Reading Online Novel

Lion's Dangerous(Kings of the Jungle #1)(37)



"Lily," he said again. Just her name.

She shook her head sharply and jerked away, still not ready to stop and think. "I'm going to be late."



* * *

Three hours later, the Saturday retail crowd hit its late-lunch lull. The timing couldn't have been better. Lily had hit a wall in her ability to redirect her thoughts from events of the past twenty-four hours and she needed a break, time to process. Leaving her weekend clerk and half a dozen teenagers knitting and chatting on the comfortable furniture arranged for just such a social purpose, she snuck out to eat her feelings. Over a strong latte and obscenely gooey cinnamon roll, stared blindly out the window at people strolling up and down the sidewalk.

Slowly, the numbness began to fade and a myriad of emotions revealed themselves. A strong sense of violation hounded her but, to her surprise, wasn't rooted in what she and Jude had done at the Jungle. Oh, he was part of it, but all things considered, a pretty insignificant part. The store break-in, the worry of an intruder that night he'd taken her home, the horrible message left last night.

Knowing that Jude had been in her house that morning.

He had too much professional integrity to go through her belongings, but that didn't mean he wouldn't learn about her in other ways.

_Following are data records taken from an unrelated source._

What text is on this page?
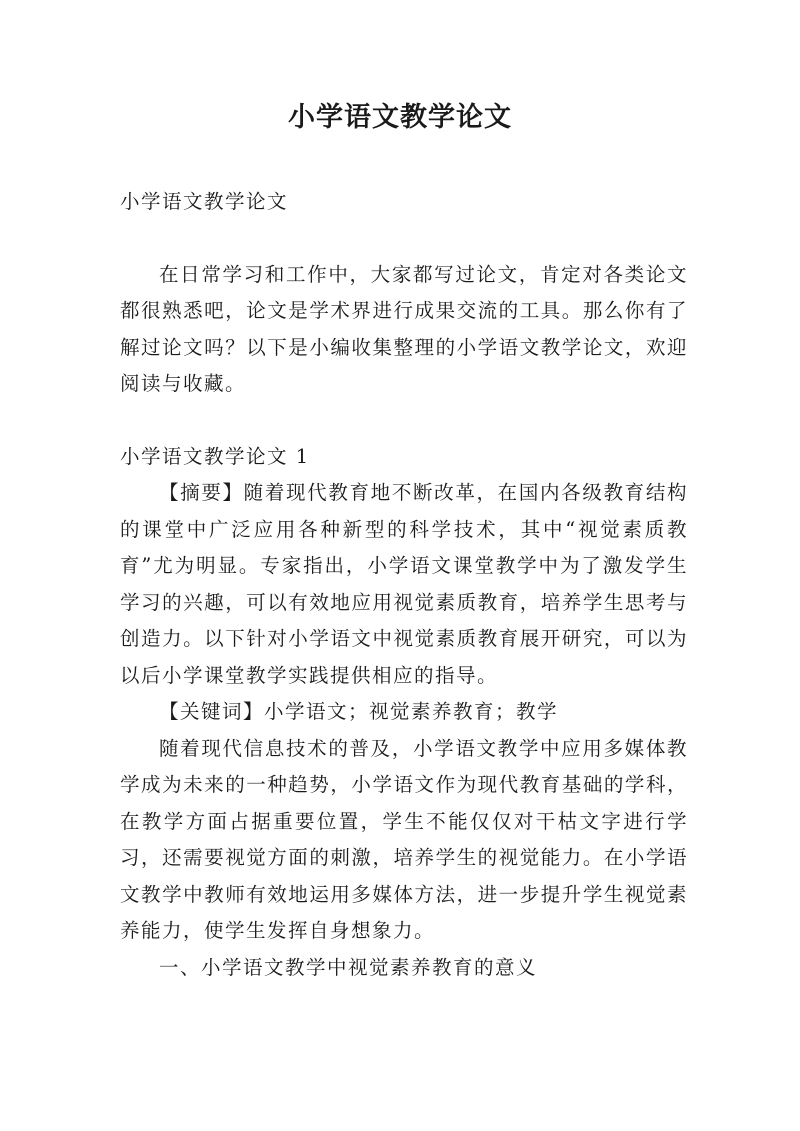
小学语文教学论文

小学语文教学论文

在日常学习和工作中，大家都写过论文，肯定对各类论文都很熟悉吧，论文是学术界进行成果交流的工具。那么你有了解过论文吗？以下是小编收集整理的小学语文教学论文，欢迎阅读与收藏。

小学语文教学论文 1

【摘要】随着现代教育地不断改革，在国内各级教育结构的课堂中广泛应用各种新型的科学技术，其中“视觉素质教育”尤为明显。专家指出，小学语文课堂教学中为了激发学生学习的兴趣，可以有效地应用视觉素质教育，培养学生思考与创造力。以下针对小学语文中视觉素质教育展开研究，可以为以后小学课堂教学实践提供相应的指导。

【关键词】小学语文；视觉素养教育；教学

随着现代信息技术的普及，小学语文教学中应用多媒体教学成为未来的一种趋势，小学语文作为现代教育基础的学科，在教学方面占据重要位置，学生不能仅仅对干枯文字进行学习，还需要视觉方面的刺激，培养学生的视觉能力。在小学语文教学中教师有效地运用多媒体方法，进一步提升学生视觉素养能力，使学生发挥自身想象力。

一、小学语文教学中视觉素养教育的意义
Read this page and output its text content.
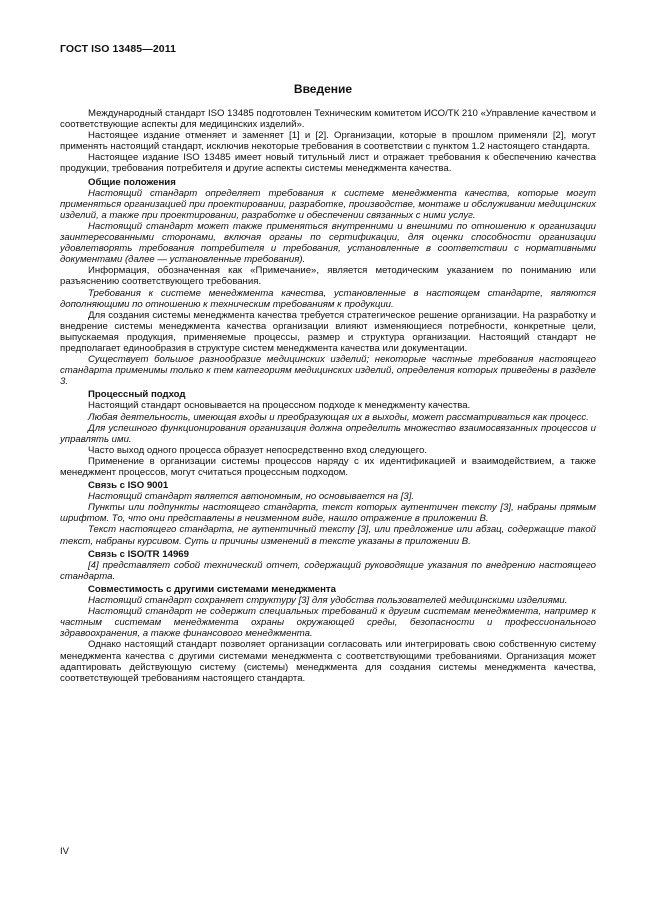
ГОСТ ISO 13485—2011
Введение

Международный стандарт ISO 13485 подготовлен Техническим комитетом ИСО/ТК 210 «Управление качеством и соответствующие аспекты для медицинских изделий».

Настоящее издание отменяет и заменяет [1] и [2]. Организации, которые в прошлом применяли [2], могут применять настоящий стандарт, исключив некоторые требования в соответствии с пунктом 1.2 настоящего стандарта.

Настоящее издание ISO 13485 имеет новый титульный лист и отражает требования к обеспечению качества продукции, требования потребителя и другие аспекты системы менеджмента качества.

Общие положения

Настоящий стандарт определяет требования к системе менеджмента качества, которые могут применяться организацией при проектировании, разработке, производстве, монтаже и обслуживании медицинских изделий, а также при проектировании, разработке и обеспечении связанных с ними услуг.

Настоящий стандарт может также применяться внутренними и внешними по отношению к организации заинтересованными сторонами, включая органы по сертификации, для оценки способности организации удовлетворять требования потребителя и требования, установленные в соответствии с нормативными документами (далее — установленные требования).

Информация, обозначенная как «Примечание», является методическим указанием по пониманию или разъяснению соответствующего требования.

Требования к системе менеджмента качества, установленные в настоящем стандарте, являются дополняющими по отношению к техническим требованиям к продукции.

Для создания системы менеджмента качества требуется стратегическое решение организации. На разработку и внедрение системы менеджмента качества организации влияют изменяющиеся потребности, конкретные цели, выпускаемая продукция, применяемые процессы, размер и структура организации. Настоящий стандарт не предполагает единообразия в структуре систем менеджмента качества или документации.

Существует большое разнообразие медицинских изделий; некоторые частные требования настоящего стандарта применимы только к тем категориям медицинских изделий, определения которых приведены в разделе 3.

Процессный подход

Настоящий стандарт основывается на процессном подходе к менеджменту качества.

Любая деятельность, имеющая входы и преобразующая их в выходы, может рассматриваться как процесс.

Для успешного функционирования организация должна определить множество взаимосвязанных процессов и управлять ими.

Часто выход одного процесса образует непосредственно вход следующего.

Применение в организации системы процессов наряду с их идентификацией и взаимодействием, а также менеджмент процессов, могут считаться процессным подходом.

Связь с ISO 9001

Настоящий стандарт является автономным, но основывается на [3].

Пункты или подпункты настоящего стандарта, текст которых аутентичен тексту [3], набраны прямым шрифтом. То, что они представлены в неизменном виде, нашло отражение в приложении В.

Текст настоящего стандарта, не аутентичный тексту [3], или предложение или абзац, содержащие такой текст, набраны курсивом. Суть и причины изменений в тексте указаны в приложении В.

Связь с ISO/TR 14969

[4] представляет собой технический отчет, содержащий руководящие указания по внедрению настоящего стандарта.

Совместимость с другими системами менеджмента

Настоящий стандарт сохраняет структуру [3] для удобства пользователей медицинскими изделиями.

Настоящий стандарт не содержит специальных требований к другим системам менеджмента, например к частным системам менеджмента охраны окружающей среды, безопасности и профессионального здравоохранения, а также финансового менеджмента.

Однако настоящий стандарт позволяет организации согласовать или интегрировать свою собственную систему менеджмента качества с другими системами менеджмента с соответствующими требованиями. Организация может адаптировать действующую систему (системы) менеджмента для создания системы менеджмента качества, соответствующей требованиям настоящего стандарта.

IV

A person's house just said things.

As she brooded, she found herself wondering what his house looked like and what it would say about him. His décor would be masculine and spare, but did he have photos? She didn't, and the only art to break up the walls were framed landscapes purchased from a thrift store. Had he carefully scrubbed all of his intimate life from his rooms as thoroughly as she? Did he hide what he was or did he allow himself that space to revel in the fierce, majestic nature of a lion?

In the privacy of his own home, did he become that proud creature?

Somehow, the answer to that question was more pressing than the matter of what had become a borderline stalking. She couldn't help but wonder, really wonder, whether Paul had found her. Thus far, she'd dismissed him as a possibility-as had the police-but nobody else made sense.

Was that why she felt such a sense of safety with Jude? Why she didn't condemn him more harshly? Because when he was near, the only person she really feared was herself?

Without really knowing why, she picked up her phone and checked messages. Jude had texted several times but the one that stuck out was the last, time stamped about an hour past.

I didn't go there looking for you.

Everything distilled down to a hard, white-hot knot in her stomach. Lily removed the envelope from her cleavage and closed it in her fist. She couldn't read it.

who WERE you looking for???? She texted furiously. And, a moment later, Did you go find her when you were finished w/me??

Will you have dinner with me?

Answer.

Not like this. Dinner.

Screw you. Did you know who I was before you fucked me?

I didn't fuck you.

You took away my mask while still wearing yours.

Suddenly exhausted, she dropped her phone and started gathering her things with jerky, erratic movements.

Her phone vibrated through several more texts. She ignored them. When the phone rang-Jude on the caller ID-she ended the call before the second ring.

Conversation and laughter ebbed and flowed around her as small groups of people caught up and unwound over their caffeine fixes. No laughter at her table. Just a sudden bone-deep weariness and an ache without a certain cure.

Physical attraction to Jude Burke-she could deal with that. Even embrace it. She was far from virginal and had strict rules about her sexual habits, but in general, she had no qualms about sex. Sex and attraction were healthy. She could deal with wanting him. Strip away his name and his recent role in her life, put a flogger in his hand, and hell yes. She'd have to be a corpse not to react.



       
         
       
        

The everything-else ruined the sex though. For some reason, or a combination of reasons, he'd been more than sex right from the very beginning.

His position as her security guy, his calm and solid presence the night of the break-in and the sound of his voice when she'd been frightened in the middle of the night-all totally understandable reasons for her shifting perspective. He couldn't be merely sex because he was safety.

No, when she thought of Jude it wasn't the physical desire that scared her. It was everything after the sex.

He made her want a new relationship.

That was … not good.

It still wasn't good hours later when Jude knocked on her new reinforced glass door while she tidied the bins of sock yarn. The sign on the door said "closed" but he met her eyes through the glass and raised an eyebrow.